Craft culture looks like white people. The founders, so many former lawyers or bankers or advertising execs, tend to be white, the front-facing staff in their custom denim aprons tend to be white, the clientele sipping $10 beers tends to be white. Craft culture tells mostly white stories for mostly white consumers, and they nearly always sound the same: It begins somewhere remote-sounding like the mountains of Cottonwood, Idaho, or someplace quirky like a basement in Fort Collins, Colorado, or a loft in Brooklyn, where a (white) artisan, who has a vision of back in the day, when the food was real and the labor that produced it neither alienated nor obscured — and discovers a long-forgotten technique, plucked from an ur-knowledge as old as thought and a truth as pure as the soul.

It’s true that craft food culture can be exceedingly precious, but still, you might have thought it was a good thing that younger people are getting interested in food and food traditions, and learning how to make these things instead of relying on mass producers. That just goes to show how racist you are. More Jackson:

But craft coffee readily displays the black and brown bodies of the people who farm it only because it doesn’t have much of a story to sell without them. While many artisanal products derive a portion of their premium from the perception that they are ethically produced — the heritage hog that gave its life for this pork shoulder died happy; the heirloom grains in this beer weren’t sprayed with planet-killing pesticide; the butcher’s apprentice is fairly compensated — it is the core value proposition for craft coffee, which cannot be produced locally. The sociologist Nicki Lisa Cole has found, as a result, that the movement towards a socially conscious cup of coffee is heavily invested in making “interaction with racialized bodies safe for white consumers.”

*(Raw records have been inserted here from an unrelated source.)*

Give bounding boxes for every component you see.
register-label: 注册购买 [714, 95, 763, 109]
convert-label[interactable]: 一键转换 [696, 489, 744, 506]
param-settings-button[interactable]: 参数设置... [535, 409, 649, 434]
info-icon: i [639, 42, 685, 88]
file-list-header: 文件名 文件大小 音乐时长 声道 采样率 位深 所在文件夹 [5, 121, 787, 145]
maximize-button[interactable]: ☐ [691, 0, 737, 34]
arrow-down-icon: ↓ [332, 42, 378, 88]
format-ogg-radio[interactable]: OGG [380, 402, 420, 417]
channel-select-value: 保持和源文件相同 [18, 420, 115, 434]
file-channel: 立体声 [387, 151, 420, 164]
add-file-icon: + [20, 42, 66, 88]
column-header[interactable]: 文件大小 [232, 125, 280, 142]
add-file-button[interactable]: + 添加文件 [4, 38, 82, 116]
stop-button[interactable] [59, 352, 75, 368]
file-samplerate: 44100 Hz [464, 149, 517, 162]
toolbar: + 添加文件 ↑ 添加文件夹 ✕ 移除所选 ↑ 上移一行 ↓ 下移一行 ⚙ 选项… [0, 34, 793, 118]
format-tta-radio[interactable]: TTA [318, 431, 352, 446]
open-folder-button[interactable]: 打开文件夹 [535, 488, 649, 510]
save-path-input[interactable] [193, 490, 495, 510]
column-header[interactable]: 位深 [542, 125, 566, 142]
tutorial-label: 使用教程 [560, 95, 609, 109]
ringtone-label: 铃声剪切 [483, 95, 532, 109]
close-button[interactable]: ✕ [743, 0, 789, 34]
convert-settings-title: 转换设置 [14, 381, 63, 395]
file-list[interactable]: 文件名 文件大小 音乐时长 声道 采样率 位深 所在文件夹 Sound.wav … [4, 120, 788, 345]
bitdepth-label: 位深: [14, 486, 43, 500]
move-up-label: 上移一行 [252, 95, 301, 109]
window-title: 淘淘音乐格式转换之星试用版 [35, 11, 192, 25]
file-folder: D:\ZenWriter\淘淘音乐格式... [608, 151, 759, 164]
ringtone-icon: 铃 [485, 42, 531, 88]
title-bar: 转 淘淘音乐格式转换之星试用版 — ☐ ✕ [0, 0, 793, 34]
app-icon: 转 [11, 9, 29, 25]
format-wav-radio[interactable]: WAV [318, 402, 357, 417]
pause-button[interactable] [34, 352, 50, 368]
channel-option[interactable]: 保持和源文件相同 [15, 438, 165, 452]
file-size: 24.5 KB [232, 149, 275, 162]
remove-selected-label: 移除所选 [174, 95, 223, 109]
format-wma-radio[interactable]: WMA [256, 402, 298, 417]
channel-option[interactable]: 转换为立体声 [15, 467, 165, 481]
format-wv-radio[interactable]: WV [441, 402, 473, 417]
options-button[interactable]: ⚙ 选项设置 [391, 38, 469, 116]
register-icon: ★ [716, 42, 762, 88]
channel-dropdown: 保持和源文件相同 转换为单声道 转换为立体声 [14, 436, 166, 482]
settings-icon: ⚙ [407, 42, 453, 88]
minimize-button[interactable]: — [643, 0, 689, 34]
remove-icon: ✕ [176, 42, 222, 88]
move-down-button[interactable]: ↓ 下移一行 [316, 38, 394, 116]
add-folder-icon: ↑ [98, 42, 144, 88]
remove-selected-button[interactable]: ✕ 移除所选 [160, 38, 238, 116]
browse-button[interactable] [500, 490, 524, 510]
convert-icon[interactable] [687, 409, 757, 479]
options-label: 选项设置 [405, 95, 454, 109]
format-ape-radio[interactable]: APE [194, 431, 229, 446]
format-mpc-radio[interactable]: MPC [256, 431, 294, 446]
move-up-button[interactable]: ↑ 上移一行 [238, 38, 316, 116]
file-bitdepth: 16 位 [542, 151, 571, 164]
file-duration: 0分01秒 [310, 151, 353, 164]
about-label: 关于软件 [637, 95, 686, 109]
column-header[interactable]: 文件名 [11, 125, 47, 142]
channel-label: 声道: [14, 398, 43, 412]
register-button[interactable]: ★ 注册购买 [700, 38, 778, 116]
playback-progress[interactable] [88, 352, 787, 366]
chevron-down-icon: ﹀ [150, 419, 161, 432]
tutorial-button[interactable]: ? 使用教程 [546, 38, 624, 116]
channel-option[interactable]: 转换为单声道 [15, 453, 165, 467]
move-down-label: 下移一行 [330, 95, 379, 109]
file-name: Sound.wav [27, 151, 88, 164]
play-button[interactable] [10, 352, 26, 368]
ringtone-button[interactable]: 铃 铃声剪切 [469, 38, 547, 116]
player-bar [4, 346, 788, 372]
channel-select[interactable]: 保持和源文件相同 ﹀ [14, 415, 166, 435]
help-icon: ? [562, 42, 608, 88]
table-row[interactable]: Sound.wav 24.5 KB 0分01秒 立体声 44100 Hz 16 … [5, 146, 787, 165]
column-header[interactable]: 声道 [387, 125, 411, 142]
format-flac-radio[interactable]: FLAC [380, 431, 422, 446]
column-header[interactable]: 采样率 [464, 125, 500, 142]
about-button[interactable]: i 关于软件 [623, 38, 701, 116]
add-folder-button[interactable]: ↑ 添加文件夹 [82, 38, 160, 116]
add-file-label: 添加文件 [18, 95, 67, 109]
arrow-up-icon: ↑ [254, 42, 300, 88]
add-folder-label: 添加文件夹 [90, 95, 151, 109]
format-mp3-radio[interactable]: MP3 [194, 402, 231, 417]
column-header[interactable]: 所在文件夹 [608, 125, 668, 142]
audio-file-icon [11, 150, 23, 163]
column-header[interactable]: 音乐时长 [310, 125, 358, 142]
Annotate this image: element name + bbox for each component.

In a survey of imagery used by coffee companies, Cole found that they leaned on “racially and culturally essentialized depictions of the coffee farmer, their lives, and communities, which facilitate knowledge of coffee farmers as distinctly different from consumers in the United States,” neatly distancing the farmer from the consumer.

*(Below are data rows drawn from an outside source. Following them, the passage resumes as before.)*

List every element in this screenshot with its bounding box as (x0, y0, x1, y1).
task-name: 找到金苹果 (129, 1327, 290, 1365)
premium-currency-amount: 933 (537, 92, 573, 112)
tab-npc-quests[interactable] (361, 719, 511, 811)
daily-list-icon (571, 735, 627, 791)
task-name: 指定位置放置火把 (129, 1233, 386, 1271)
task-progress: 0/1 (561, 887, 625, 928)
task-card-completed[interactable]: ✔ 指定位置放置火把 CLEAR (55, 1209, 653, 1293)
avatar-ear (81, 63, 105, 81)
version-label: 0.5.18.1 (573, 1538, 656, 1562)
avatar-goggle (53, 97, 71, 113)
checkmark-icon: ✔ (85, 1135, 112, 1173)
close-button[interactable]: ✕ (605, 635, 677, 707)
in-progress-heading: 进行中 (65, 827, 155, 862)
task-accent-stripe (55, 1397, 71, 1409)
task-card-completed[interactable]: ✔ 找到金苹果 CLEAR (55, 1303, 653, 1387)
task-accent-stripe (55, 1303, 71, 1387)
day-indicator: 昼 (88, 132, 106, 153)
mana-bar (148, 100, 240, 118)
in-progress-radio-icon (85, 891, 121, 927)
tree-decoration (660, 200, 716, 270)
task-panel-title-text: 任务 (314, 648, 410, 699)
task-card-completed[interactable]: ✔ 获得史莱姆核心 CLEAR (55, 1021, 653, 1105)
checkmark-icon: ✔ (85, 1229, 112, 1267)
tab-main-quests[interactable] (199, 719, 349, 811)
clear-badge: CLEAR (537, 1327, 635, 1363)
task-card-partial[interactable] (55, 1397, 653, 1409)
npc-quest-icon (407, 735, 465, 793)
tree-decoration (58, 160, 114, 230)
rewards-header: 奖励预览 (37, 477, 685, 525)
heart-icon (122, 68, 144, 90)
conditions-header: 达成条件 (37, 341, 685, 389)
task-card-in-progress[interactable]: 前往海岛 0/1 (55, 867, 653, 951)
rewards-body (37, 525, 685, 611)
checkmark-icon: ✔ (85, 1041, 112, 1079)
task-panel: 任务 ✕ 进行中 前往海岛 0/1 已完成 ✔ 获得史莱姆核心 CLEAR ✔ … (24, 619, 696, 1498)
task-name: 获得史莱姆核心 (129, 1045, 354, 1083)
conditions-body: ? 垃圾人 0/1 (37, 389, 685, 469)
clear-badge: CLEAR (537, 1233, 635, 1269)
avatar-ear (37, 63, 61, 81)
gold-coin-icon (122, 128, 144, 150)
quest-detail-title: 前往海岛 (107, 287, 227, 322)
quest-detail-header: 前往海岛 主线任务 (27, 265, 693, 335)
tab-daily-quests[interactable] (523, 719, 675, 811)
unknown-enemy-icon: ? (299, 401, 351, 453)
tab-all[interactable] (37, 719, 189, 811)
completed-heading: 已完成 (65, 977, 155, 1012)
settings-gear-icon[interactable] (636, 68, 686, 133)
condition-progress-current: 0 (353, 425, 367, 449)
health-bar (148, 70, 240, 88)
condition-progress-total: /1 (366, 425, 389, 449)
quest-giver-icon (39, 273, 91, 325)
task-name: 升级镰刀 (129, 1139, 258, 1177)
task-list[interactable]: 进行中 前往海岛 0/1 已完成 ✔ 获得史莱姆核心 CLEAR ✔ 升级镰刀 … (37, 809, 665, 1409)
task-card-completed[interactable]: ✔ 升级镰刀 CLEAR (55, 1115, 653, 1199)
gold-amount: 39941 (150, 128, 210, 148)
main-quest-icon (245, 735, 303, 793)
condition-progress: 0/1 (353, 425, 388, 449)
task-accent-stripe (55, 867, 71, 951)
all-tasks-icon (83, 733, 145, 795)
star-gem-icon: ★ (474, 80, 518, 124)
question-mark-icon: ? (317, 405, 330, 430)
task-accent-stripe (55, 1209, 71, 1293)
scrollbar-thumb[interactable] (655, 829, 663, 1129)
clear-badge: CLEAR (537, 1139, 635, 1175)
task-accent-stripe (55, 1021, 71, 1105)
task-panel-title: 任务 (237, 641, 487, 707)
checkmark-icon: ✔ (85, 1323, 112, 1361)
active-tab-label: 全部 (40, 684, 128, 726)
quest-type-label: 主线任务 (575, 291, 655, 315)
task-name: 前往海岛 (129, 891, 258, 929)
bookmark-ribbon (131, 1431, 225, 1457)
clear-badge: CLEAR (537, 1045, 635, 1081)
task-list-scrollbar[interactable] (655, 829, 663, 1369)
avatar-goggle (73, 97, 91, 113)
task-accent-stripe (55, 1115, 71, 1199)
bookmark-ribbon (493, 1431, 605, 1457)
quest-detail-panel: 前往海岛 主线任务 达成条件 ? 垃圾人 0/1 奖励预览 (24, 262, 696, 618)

Further, Cole writes, “coffee farmers, their families, and communities are described as helpless against the exploitative forces of the capitalist market that undervalues their labor by setting a low price for coffee. The discourse tells consumers that by purchasing socially responsible coffee they can improve lives and communities in coffee growing regions, thus consumers too are able to help steward coffee farmers toward a better way of life.” Every $5 cup is dosed with a whiff of philanthropy, satiating the coffee drinker’s desire to be an ethical consumer with good taste, even though farmers get just pennies on the dollar.

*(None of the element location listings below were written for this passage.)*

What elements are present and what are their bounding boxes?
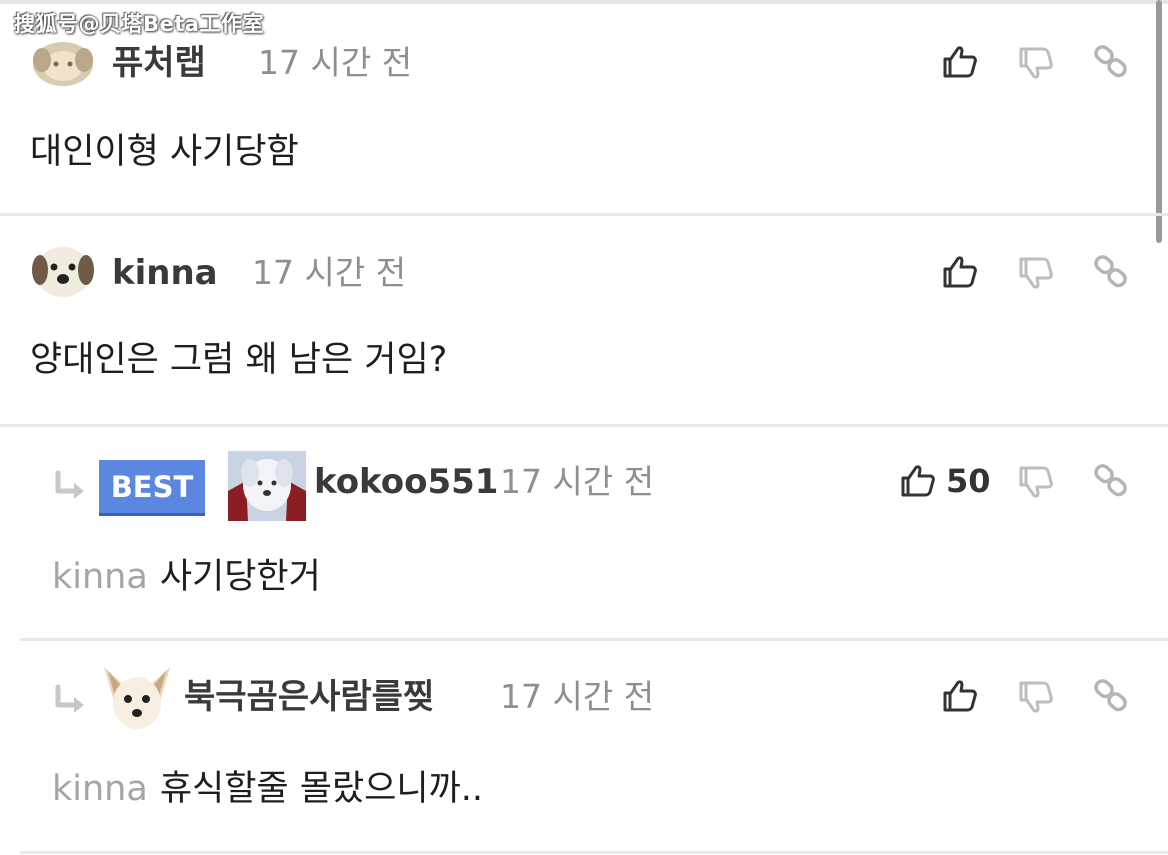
puppy-face-avatar-icon: [32, 247, 94, 297]
timestamp: 17 시간 전: [252, 253, 407, 292]
avatar[interactable]: [100, 663, 174, 733]
avatar[interactable]: [228, 451, 306, 521]
thumb-up-icon[interactable]: [940, 42, 980, 82]
blurred-puppy-avatar-icon: [33, 42, 93, 86]
white-dog-avatar-icon: [228, 451, 306, 521]
thumb-down-icon[interactable]: [1016, 254, 1056, 294]
username[interactable]: kinna: [112, 253, 218, 293]
reply-arrow-icon: [52, 469, 92, 505]
divider: [20, 851, 1168, 854]
username[interactable]: 퓨처랩: [112, 43, 206, 83]
mention[interactable]: kinna: [52, 557, 148, 597]
timestamp: 17 시간 전: [500, 462, 655, 501]
reply-arrow-icon: [52, 683, 92, 719]
comment-text: 양대인은 그럼 왜 남은 거임?: [30, 340, 448, 380]
avatar[interactable]: [30, 36, 96, 90]
avatar[interactable]: [30, 244, 96, 298]
like-count: 50: [946, 462, 991, 500]
timestamp: 17 시간 전: [500, 677, 655, 716]
comment-text: 대인이형 사기당함: [30, 132, 299, 172]
thumb-up-icon[interactable]: [898, 461, 938, 501]
reply-item: 북극곰은사람를찢 17 시간 전 kinna 휴식할줄 몰랐으니까..: [0, 641, 1168, 855]
comment-text: kinna 휴식할줄 몰랐으니까..: [52, 767, 483, 811]
username[interactable]: kokoo551: [314, 462, 498, 502]
link-icon[interactable]: [1092, 252, 1132, 292]
comment-item: kinna 17 시간 전 양대인은 그럼 왜 남은 거임?: [0, 216, 1168, 426]
watermark: 搜狐号@贝塔Beta工作室: [14, 12, 264, 36]
thumb-up-icon[interactable]: [940, 676, 980, 716]
thumb-down-icon[interactable]: [1016, 678, 1056, 718]
username[interactable]: 북극곰은사람를찢: [184, 677, 434, 717]
timestamp: 17 시간 전: [258, 43, 413, 82]
link-icon[interactable]: [1092, 676, 1132, 716]
thumb-down-icon[interactable]: [1016, 44, 1056, 84]
thumb-down-icon[interactable]: [1016, 463, 1056, 503]
link-icon[interactable]: [1092, 461, 1132, 501]
best-badge: BEST: [99, 460, 205, 516]
thumb-up-icon[interactable]: [940, 252, 980, 292]
comment-text: kinna 사기당한거: [52, 555, 321, 599]
link-icon[interactable]: [1092, 42, 1132, 82]
reply-item: BEST kokoo551 17 시간 전 50 kinna 사기당한거: [0, 427, 1168, 640]
reply-text: 휴식할줄 몰랐으니까..: [159, 769, 483, 809]
chihuahua-avatar-icon: [104, 667, 170, 729]
reply-text: 사기당한거: [159, 557, 321, 597]
mention[interactable]: kinna: [52, 769, 148, 809]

A white-savior narrative is also neatly embedded within the typical story of how craft coffee gets from the farm to the consumer: The pristine crop lies deep in a primitive land, waiting to be discovered by oracle-like coffee buyers; the benevolent coffee company shows the farmer how to grow his own crop to meet its high standards; finally, the beans’ essential flavors are unlocked with masterful roasting on vintage equipment and the skillful techniques of tattooed baristas.

 

And on and on. Read it all. Basically, during the eclipse you should be sitting quietly in your darkened living room, eating thin soup and dry bread, meditating on America’s depravity.

This is why the woke Left won’t let us live in peace. It’s constantly scanning the culture for sinfulness, terrified that somewhere, someone is taking ordinary human pleasure in something depraved, like the sun, or a cup of coffee.